DISNEY BUILDING NEW HOTEL
Richard Verrier
of The Sentinel Staff
Published in The Orlando
Sentinel on September 2, 1999.
African theme.Thatched roofs, reed walls and tribal shields will give the lodge a village look. In 18 months, when
Disney's newest hotel opens, guests will be able to look out their hotel room windows and see zebra, giraffes and
antelopes grazing nearby.
Walt Disney World has already begun construction of its 18th resort, a 1,307-room safari lodge close to the Animal
Kingdom theme park.
The Animal Kingdom Lodge, an upscale hotel set to open in spring 2001, will be modeled on an African village and
will overlook three savannas with more than 200 birds and a variety of grazing animals.
The savannas will total nearly 35 acres, about one quarter the size of the savanna at Animal Kingdom. The lodge
is a mile southwest of Disney's fourth theme park, which opened last year.
"The animals are very popular at Animal Kingdom, and this gives our guests an opportunity to enhance their
experience with animals," said Don Robinson, senior vice president of resort operations for Disney World.

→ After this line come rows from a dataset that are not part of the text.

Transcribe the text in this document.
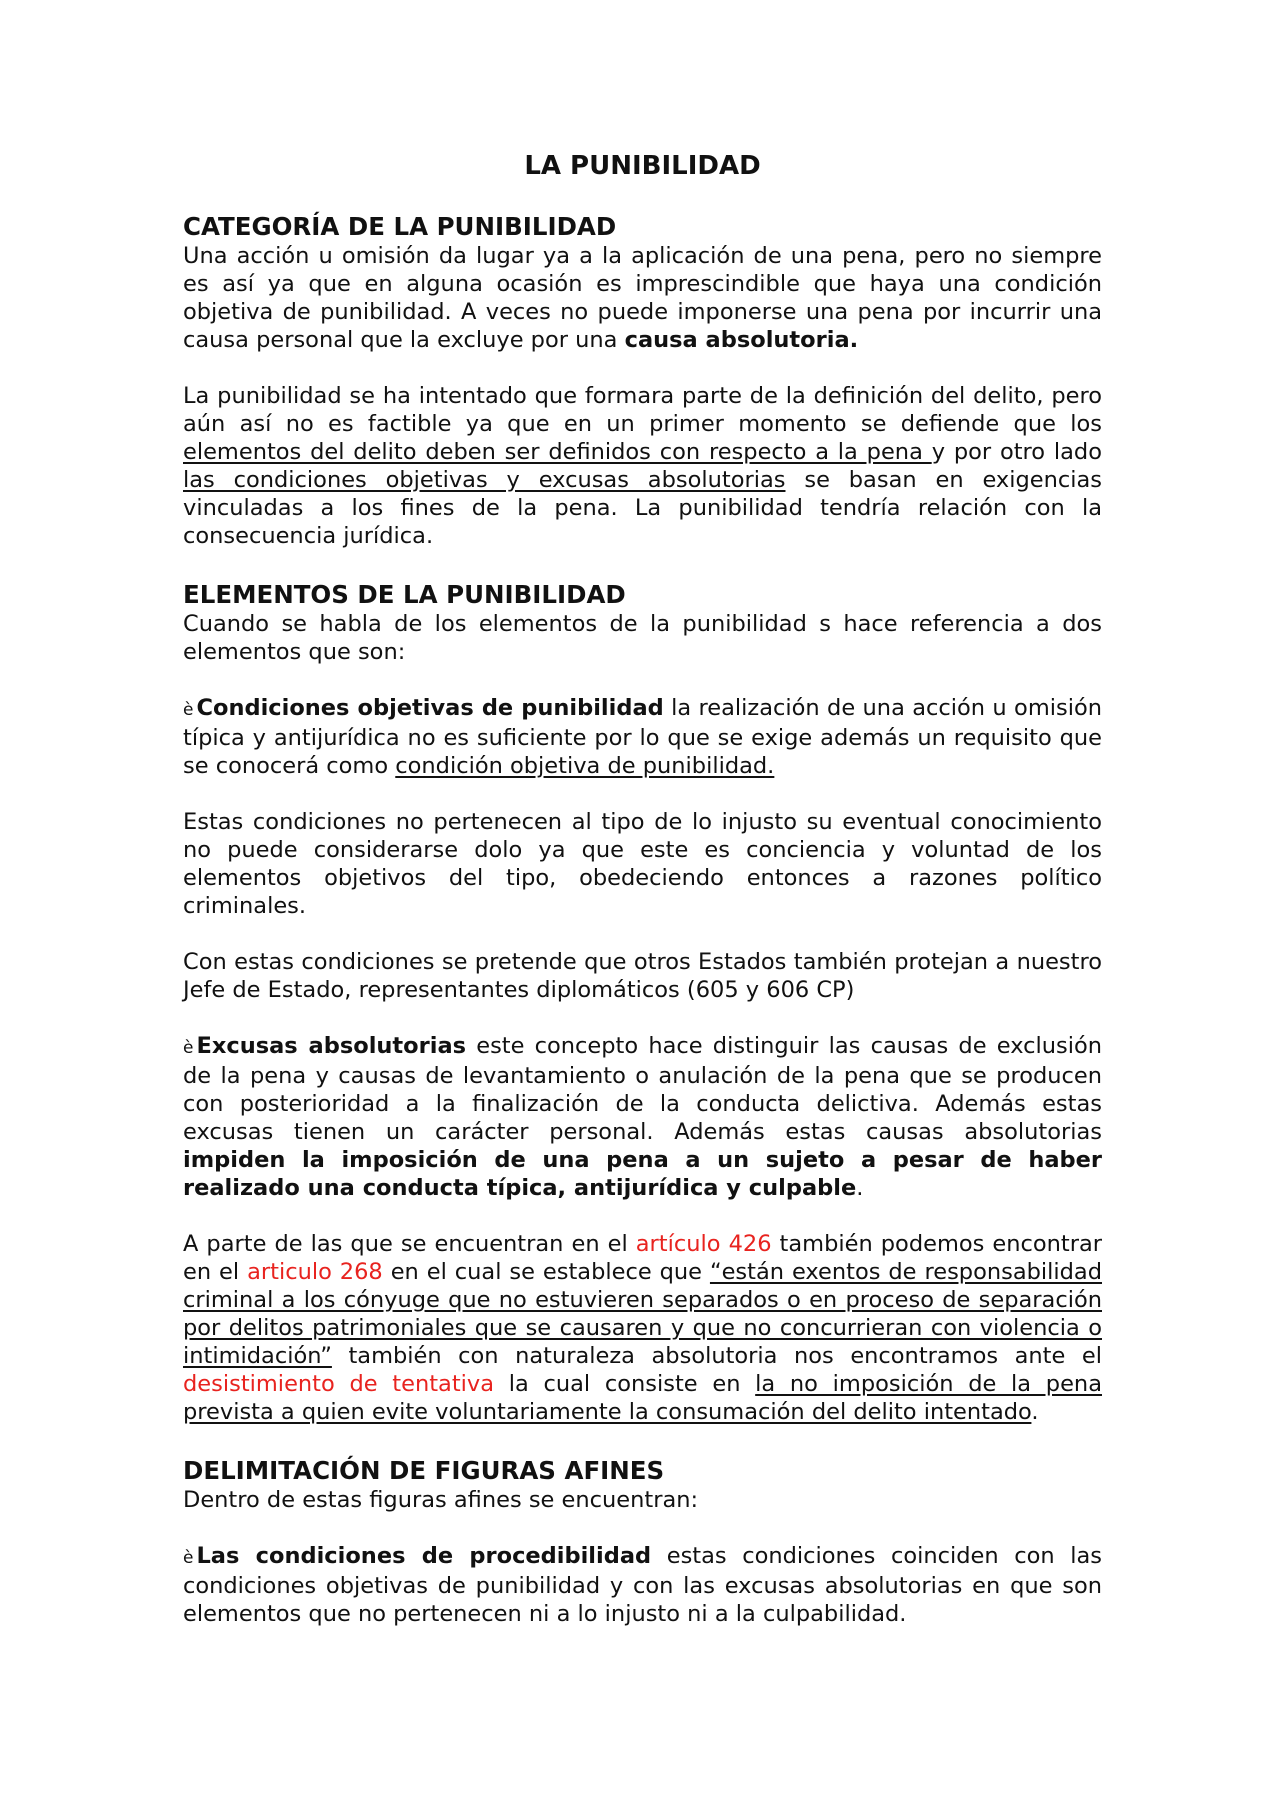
LA PUNIBILIDAD
CATEGORÍA DE LA PUNIBILIDAD

Una acción u omisión da lugar ya a la aplicación de una pena, pero no siempre es así ya que en alguna ocasión es imprescindible que haya una condición objetiva de punibilidad. A veces no puede imponerse una pena por incurrir una causa personal que la excluye por una causa absolutoria.

La punibilidad se ha intentado que formara parte de la definición del delito, pero aún así no es factible ya que en un primer momento se defiende que los elementos del delito deben ser definidos con respecto a la pena y por otro lado las condiciones objetivas y excusas absolutorias se basan en exigencias vinculadas a los fines de la pena. La punibilidad tendría relación con la consecuencia jurídica.

ELEMENTOS DE LA PUNIBILIDAD

Cuando se habla de los elementos de la punibilidad s hace referencia a dos elementos que son:

è Condiciones objetivas de punibilidad la realización de una acción u omisión típica y antijurídica no es suficiente por lo que se exige además un requisito que se conocerá como condición objetiva de punibilidad.

Estas condiciones no pertenecen al tipo de lo injusto su eventual conocimiento no puede considerarse dolo ya que este es conciencia y voluntad de los elementos objetivos del tipo, obedeciendo entonces a razones político criminales.

Con estas condiciones se pretende que otros Estados también protejan a nuestro Jefe de Estado, representantes diplomáticos (605 y 606 CP)

è Excusas absolutorias este concepto hace distinguir las causas de exclusión de la pena y causas de levantamiento o anulación de la pena que se producen con posterioridad a la finalización de la conducta delictiva. Además estas excusas tienen un carácter personal. Además estas causas absolutorias impiden la imposición de una pena a un sujeto a pesar de haber realizado una conducta típica, antijurídica y culpable.

A parte de las que se encuentran en el artículo 426 también podemos encontrar en el articulo 268 en el cual se establece que “están exentos de responsabilidad criminal a los cónyuge que no estuvieren separados o en proceso de separación por delitos patrimoniales que se causaren y que no concurrieran con violencia o intimidación” también con naturaleza absolutoria nos encontramos ante el desistimiento de tentativa la cual consiste en la no imposición de la pena prevista a quien evite voluntariamente la consumación del delito intentado.

DELIMITACIÓN DE FIGURAS AFINES

Dentro de estas figuras afines se encuentran:

è Las condiciones de procedibilidad estas condiciones coinciden con las condiciones objetivas de punibilidad y con las excusas absolutorias en que son elementos que no pertenecen ni a lo injusto ni a la culpabilidad.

The lodge will be Central Florida's 10th largest resort and the third resort in the Animal Kingdom area. The other
two are Coronado Springs Resort, built in 1997; and All-Star Resorts, which added a third hotel earlier this year.
Since 1995, Disney World has added 6,702 hotel rooms.
The five-story, 800,000-square-foot lodge, off Osceola Parkway, will be shaped like a horseshoe and will have a
distinctly African theme, including thatched roofs, reed walls and African tribal shields.
The lodge will include three restaurants, a swimming pool, an arcade and a gift shop.
The animals will be acquired from American Zoo and Aquarium Association-accredited organizations, Disney spokesman
Craig Dezern said.
"A lot of people never make it to Africa," Robinson said Wednesday. "This is an opportunity to experience
what the African lodge feeling is like."
Lodge room rates will run from $185 for a standard room and up to $500 a night for a suite.
The project's architect is Peter Dominick, who also designed Disney's Wilderness Lodge, near Magic Kingdom. The
Wilderness Lodge has been "very, very popular," Robinson said. "We're using that same concept but
applying the African theme and storyline to it."
Local hotel consultant David Theophilus predicted the Animal Kingdom Lodge would do well.
"The market has slowed down in the last two years, but when you have their location and their marketing force
behind it -- they come in first," Theophilus said.
Disney officials declined to disclose the project's cost.